There’s still the debate on whether or not robots and artificial intelligence will take away human jobs. Some say humans will suffer; others say that’s madness. Well, it would seem as if the former is true since one real estate company is moving to rid itself of human agents.
Whenever folks want to purchase or rent a home, they tend to go through a real estate agents who explains to them the good and bad choices. That interaction between two people is paramount, but a company that goes by the name REX Real Estate Exchange doesn’t seem to believe two individuals interacting is very important.
All about cutting cost
REX is all about its bottom-line, you know, making more money by spending less.

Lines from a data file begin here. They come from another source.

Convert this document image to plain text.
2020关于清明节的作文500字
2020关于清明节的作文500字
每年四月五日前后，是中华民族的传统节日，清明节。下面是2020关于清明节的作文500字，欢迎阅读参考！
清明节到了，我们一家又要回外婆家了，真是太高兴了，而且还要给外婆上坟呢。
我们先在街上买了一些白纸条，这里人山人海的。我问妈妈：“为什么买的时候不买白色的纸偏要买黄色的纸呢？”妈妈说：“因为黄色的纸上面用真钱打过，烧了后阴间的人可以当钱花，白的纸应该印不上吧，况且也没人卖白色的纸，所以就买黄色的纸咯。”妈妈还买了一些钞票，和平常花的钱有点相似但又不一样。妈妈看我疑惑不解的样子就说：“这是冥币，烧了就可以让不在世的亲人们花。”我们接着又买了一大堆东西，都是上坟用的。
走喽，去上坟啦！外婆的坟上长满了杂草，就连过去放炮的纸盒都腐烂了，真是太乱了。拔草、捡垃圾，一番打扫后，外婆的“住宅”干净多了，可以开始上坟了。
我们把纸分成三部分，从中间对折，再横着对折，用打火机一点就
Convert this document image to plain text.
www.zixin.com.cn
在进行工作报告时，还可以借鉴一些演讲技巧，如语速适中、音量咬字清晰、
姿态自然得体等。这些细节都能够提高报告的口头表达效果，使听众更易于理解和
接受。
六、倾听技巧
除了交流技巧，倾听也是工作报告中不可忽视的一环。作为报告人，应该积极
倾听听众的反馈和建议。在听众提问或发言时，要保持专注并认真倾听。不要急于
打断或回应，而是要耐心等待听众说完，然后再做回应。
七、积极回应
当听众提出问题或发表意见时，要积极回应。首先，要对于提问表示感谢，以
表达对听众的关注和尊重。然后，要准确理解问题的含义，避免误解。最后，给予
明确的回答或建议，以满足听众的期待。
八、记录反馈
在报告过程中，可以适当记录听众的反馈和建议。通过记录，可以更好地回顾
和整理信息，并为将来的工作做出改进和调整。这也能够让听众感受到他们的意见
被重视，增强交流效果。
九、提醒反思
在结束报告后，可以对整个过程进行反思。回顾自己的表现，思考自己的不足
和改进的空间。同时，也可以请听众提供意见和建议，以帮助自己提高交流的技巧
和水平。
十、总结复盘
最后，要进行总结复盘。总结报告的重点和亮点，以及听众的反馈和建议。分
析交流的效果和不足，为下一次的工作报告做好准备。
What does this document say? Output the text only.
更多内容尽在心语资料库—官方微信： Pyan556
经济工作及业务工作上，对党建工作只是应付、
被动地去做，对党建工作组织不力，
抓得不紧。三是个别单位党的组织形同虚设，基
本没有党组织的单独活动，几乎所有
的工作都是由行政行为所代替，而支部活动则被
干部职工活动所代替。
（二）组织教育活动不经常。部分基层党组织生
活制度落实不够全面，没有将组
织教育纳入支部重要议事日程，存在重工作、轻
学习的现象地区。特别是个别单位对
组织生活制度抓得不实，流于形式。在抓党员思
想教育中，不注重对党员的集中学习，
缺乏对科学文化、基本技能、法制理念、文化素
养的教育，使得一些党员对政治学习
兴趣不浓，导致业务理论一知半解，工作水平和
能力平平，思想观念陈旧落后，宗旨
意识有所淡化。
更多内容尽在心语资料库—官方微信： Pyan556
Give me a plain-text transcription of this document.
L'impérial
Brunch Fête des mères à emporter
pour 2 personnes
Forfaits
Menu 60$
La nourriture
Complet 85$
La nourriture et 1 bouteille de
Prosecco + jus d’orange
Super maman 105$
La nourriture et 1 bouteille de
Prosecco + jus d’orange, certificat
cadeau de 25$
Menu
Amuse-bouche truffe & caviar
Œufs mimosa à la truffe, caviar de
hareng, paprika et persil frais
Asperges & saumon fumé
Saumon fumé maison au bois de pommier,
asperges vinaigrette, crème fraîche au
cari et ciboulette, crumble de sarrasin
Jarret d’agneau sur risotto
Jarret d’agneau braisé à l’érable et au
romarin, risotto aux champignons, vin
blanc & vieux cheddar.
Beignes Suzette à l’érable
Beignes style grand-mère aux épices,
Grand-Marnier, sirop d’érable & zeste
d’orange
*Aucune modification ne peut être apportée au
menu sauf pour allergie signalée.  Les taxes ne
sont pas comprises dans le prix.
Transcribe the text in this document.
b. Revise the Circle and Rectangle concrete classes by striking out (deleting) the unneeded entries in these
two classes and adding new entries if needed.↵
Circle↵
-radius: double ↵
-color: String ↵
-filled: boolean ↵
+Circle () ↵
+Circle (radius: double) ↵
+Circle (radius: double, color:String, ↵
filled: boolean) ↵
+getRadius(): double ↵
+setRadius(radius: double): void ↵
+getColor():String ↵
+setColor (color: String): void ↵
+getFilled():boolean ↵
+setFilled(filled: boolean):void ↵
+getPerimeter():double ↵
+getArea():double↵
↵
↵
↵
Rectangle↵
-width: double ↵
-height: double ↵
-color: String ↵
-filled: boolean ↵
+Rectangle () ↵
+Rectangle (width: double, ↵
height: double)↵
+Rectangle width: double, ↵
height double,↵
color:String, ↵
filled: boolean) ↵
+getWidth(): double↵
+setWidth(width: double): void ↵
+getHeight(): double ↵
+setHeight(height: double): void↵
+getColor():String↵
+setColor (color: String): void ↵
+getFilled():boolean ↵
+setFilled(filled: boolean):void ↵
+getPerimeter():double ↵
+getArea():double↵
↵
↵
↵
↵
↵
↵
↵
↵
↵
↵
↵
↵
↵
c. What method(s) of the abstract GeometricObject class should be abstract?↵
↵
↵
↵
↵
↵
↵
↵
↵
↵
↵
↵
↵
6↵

The company wants to use robots and big data instead of its current commission model where it pays real estate agents two percent instead of the regular five to six percent.
The company recently kicked off its Long Island operation. The company based in Los Angeles will soon list New York City homes on its website, rexchange.com.
Now, according to Jack Ryan, Rex’s chief executive officer, who was also a former partner at Goldman Sachs, real estate fees are “crazy high” when compared to other industries in the United States. This is the primary reason REX wants to do away with agents and replace them all with robots.
He went on to add that investment brokers in the past charged around 12 cents per share for stock trades, but these days, they are charging less than a penny. Now, by lowering real estate commissions, REX is basically “doing the same thing with residential real estate.”
REX is not the only company seeking to change real estate business
Here’s the thing, REX has so far raised over $16 million from investors, though it is not the only company with the intention of changing the sales model in the real estate market. EasyKnock is one of those companies, and it has recently begun to roll out its website designed to link buyers with sellers, and completely bypass the traditional real estate agent.
If a home sells for $300,000, brokers gain $9,000, and a portion of that amount goes into the pocket of agents. It’s a win-win for each party, but real estate companies do not seem to believe such is the case.
Americans still prefer human real estate agents
Most home sellers tend to seek out a real estate agent. Data from 2015 shows that 89 percent of all home sellers chose to involve an agent in their business, and that number is the highest since 1981, according to Adam DeSanctis, a spokesman for the National Association of Realtors.
However, things could change with the rise of big data and artificial intelligence. If these technologies prove just as efficient as real life agents, then the job market may suffer. It’s early days, though some might say the writing is on the wall.